Spike detection results

Spike detection and localization

Thus, both the peaks and the information about their location are detected in the same step. Peaks are detected using a threshold-based method where the running baseline and noise estimate were calculated as a percentile of the signal. This method ensures that the overlapping peaks are detected as long as they have a clear spatial footprint.

The locations of the source for each spike were estimated for each event by considering that the signal from each neuron is spatially distributed over a neighborhood of electrodes. Note that the variability measure is not variance, but a percentile which is much better suited to the highly non-Gaussian noise in the data.

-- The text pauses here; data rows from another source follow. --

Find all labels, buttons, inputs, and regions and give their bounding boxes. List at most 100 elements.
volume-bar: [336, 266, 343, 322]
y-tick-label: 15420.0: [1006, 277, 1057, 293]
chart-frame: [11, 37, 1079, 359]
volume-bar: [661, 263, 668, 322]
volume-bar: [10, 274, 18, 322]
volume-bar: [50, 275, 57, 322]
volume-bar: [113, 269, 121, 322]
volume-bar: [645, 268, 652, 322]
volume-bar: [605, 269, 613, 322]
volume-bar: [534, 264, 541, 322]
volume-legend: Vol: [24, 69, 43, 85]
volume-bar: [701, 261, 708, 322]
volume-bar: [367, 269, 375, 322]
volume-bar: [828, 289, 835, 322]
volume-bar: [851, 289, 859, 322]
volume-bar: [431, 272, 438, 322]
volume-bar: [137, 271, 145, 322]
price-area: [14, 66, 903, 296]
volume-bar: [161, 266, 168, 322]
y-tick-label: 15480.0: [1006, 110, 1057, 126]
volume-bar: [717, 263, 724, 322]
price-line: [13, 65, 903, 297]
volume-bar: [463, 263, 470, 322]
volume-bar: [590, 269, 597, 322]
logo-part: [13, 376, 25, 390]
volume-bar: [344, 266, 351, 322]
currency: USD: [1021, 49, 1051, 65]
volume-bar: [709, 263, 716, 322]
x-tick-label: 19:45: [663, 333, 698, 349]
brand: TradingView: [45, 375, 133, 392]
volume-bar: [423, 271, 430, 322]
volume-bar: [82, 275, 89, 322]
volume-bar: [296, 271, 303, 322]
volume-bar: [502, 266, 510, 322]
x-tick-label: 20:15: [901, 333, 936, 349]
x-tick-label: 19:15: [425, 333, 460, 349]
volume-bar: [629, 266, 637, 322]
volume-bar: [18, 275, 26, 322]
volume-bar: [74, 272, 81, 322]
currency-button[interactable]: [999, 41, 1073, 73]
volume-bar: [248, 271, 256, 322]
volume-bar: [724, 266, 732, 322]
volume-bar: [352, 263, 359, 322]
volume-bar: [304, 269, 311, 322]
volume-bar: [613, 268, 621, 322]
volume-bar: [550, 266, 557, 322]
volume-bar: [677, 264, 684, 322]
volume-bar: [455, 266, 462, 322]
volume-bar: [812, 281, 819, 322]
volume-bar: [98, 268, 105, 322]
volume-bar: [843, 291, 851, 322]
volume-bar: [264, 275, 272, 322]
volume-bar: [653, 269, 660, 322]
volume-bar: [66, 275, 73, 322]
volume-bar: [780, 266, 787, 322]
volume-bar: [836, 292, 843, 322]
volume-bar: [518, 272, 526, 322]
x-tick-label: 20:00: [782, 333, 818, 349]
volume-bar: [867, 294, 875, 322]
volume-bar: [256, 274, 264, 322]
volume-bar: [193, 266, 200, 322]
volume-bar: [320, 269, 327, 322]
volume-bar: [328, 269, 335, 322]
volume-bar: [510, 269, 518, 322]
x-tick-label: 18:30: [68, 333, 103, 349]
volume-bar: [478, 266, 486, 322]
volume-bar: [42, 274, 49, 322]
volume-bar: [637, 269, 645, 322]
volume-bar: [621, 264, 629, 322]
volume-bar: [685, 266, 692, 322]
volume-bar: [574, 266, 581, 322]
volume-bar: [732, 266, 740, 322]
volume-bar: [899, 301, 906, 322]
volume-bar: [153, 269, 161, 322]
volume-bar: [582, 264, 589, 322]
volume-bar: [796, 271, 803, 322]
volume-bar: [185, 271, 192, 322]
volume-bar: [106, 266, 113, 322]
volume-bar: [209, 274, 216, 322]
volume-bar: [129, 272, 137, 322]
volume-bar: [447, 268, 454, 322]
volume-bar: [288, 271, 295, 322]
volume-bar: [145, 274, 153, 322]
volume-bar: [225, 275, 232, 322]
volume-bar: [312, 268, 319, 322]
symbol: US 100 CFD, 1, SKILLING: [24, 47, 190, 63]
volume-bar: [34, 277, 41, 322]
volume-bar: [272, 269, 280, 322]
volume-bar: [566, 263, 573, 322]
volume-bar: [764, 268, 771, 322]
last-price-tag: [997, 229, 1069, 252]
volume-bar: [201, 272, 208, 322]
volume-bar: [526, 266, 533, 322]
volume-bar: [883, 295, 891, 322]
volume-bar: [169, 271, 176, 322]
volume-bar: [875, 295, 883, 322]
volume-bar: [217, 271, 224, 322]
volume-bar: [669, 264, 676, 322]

Combined Spatial and Shape-Based Clustering

If cluster_subset is used to limit the number of data points used to form clusters, this can be set to False.

Parameters for Spike Interface

Cluster_subset=200000 important for performance, can be set to 200,000 or so so only a subset of events will be used to form clusters.

Figure 5.2: Show the detected spike on the left and the clusters of the detected spikes on the right

Spyking Circus

Pre-processing

Filtering and spike detection
Whitening
Basis estimation (PCA)

Clustering

Masking
Pre-clustering of the spikes
Clustering by search of local density peaks and
Template estimation

Template matching
Automated merging
Parameters in spike interface

It then calculates the Covariance Matrix for the noise Cspatial and onds without spikes. The clustering step is followed by template matching, so there is no need to perform clustering on all the vertices. This approach is called divide and conquer and is suitable for parallelizing the problem [77] [78].

To overcome this problem, template matching is performed as the next step of the algorithm. To automate the clustering process, two factors are evaluated, firstly the similarity between the templates and the drop in the cross-correlogram. B A look at the features that led to this proposal C A look at the amplitudes over time.

Most of the time, the results need to be improved after the automatic conic classification of the recordings. In this thesis, we investigated spike sorting in HD-MEA and electrophysiological properties of neuronal extracellular recording.